According to new research by Australia’s national science agency, the Commonwealth Scientific and Industrial Research Organization (CSIRO), doubling the amount of zinc phosphide (ZnP) in grain baits used in large-scale farming can significantly reduce the mouse population.

The results of a field study, titled “Improved control of house mice in the field with higher dose zinc phosphide bait”, published in Wildlife Research, confirm previous laboratory findings that mice are less sensitive to ZnP than previously reported.

The studies were conducted in response to farmers’ concerns that mouse baits were not as effective as they should have been in controlling mice in large-scale agriculture, particularly when mouse populations were high.

CSIRO researchers conducted a series of studies to reassess the sensitivity of mice to ZnP in the laboratory and the effectiveness of a new bait formulation in the field.

Zinc phosphide is an inorganic compound composed of phosphorus and zinc. It’s in rodenticide baits.

It turns into bait that attracts pests such as gophers, ground squirrels and field mice. When an animal consumes the bait, acid in its stomach converts zinc phosphide to phosphine.

Phosphine is an extremely toxic gas. Both aluminum phosphide and magnesium phosphide produce phosphonate. These are used as fumigants in grain storage. In some parts of the world, more than 80 products containing zinc phosphide are approved for use.

The Wildlife Research article is the third in a series looking at the response of mice to ZnP baits.

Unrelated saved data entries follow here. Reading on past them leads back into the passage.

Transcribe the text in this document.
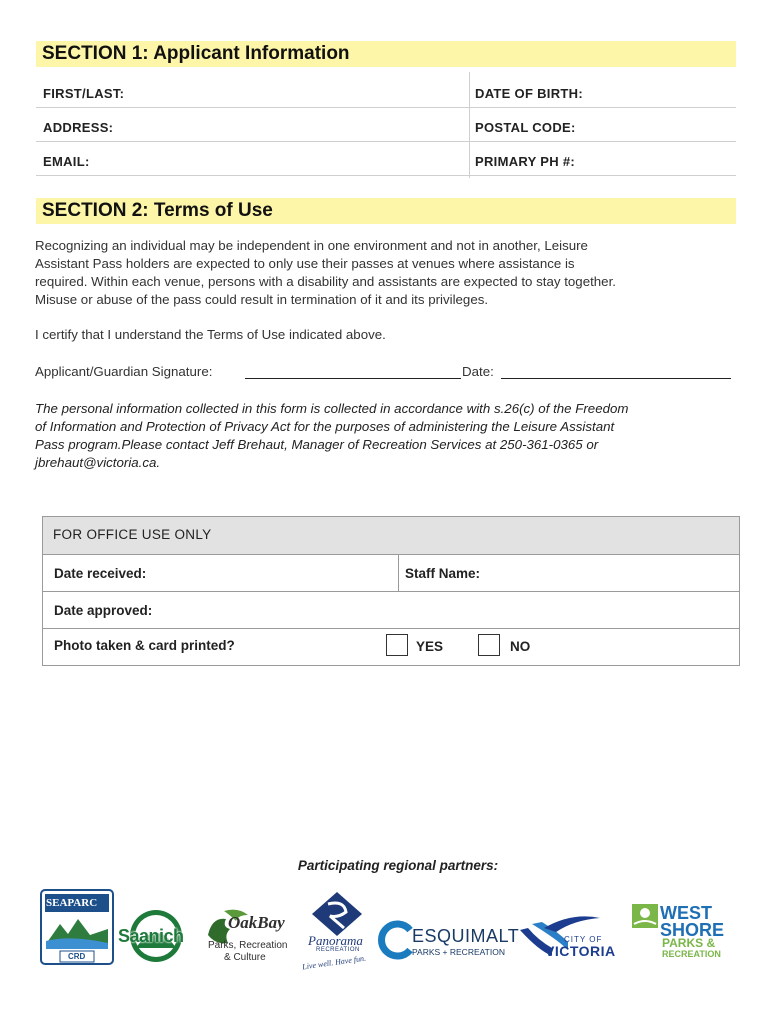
SECTION 1: Applicant Information
FIRST/LAST:	DATE OF BIRTH:
ADDRESS:	POSTAL CODE:
EMAIL:	PRIMARY PH #:
SECTION 2: Terms of Use
Recognizing an individual may be independent in one environment and not in another, Leisure
Assistant Pass holders are expected to only use their passes at venues where assistance is
required. Within each venue, persons with a disability and assistants are expected to stay together.
Misuse or abuse of the pass could result in termination of it and its privileges.
I certify that I understand the Terms of Use indicated above.
Applicant/Guardian Signature:	Date:
The personal information collected in this form is collected in accordance with s.26(c) of the Freedom
of Information and Protection of Privacy Act for the purposes of administering the Leisure Assistant
Pass program.Please contact Jeff Brehaut, Manager of Recreation Services at 250-361-0365 or
jbrehaut@victoria.ca.
FOR OFFICE USE ONLY
Date received:	Staff Name:
Date approved:
Photo taken & card printed?	YES	NO
Participating regional partners:
SEAPARC
CRD
Saanich
OakBay
Parks, Recreation
& Culture
Panorama
RECREATION
Live well. Have fun.
ESQUIMALT
PARKS + RECREATION
CITY OF
VICTORIA
WEST
SHORE
PARKS &
RECREATION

The first two papers are the first efficacy studies conducted in Australia since ZnP was approved for agricultural use.

The first study, published in Pest Management Science, found that grain baits coated with 25g ZnP/kg grain did not always provide a lethal dose to mice, and mice that did not die after eating this bait were becoming bait showers.

Based on research from the CSIRO laboratory, the Australian Pesticides and Veterinary Medicines Authority has granted an emergency use permit to increase the concentration of ZnP in cereal-based baits from 25 g ZnP/kg to 50 g ZnP /kg during the peak of mouse plague in 2021.

Efficacy research has produced consistent, scientifically rigorous results and adhered to principles defined by Organization for Economic Co-operation and Development (OECD) guidelines, in addition to being approved by the Ethics Committee of CSIRO’s wildlife, livestock and laboratory animals.

Some Ghanaian farmers are excited about the findings because of the relentless destruction the mice cause to their maize.

Seidu Mohammed, a farmer based in Ejura, says the research is very important and timely as the destruction of mice is devastating on their farms.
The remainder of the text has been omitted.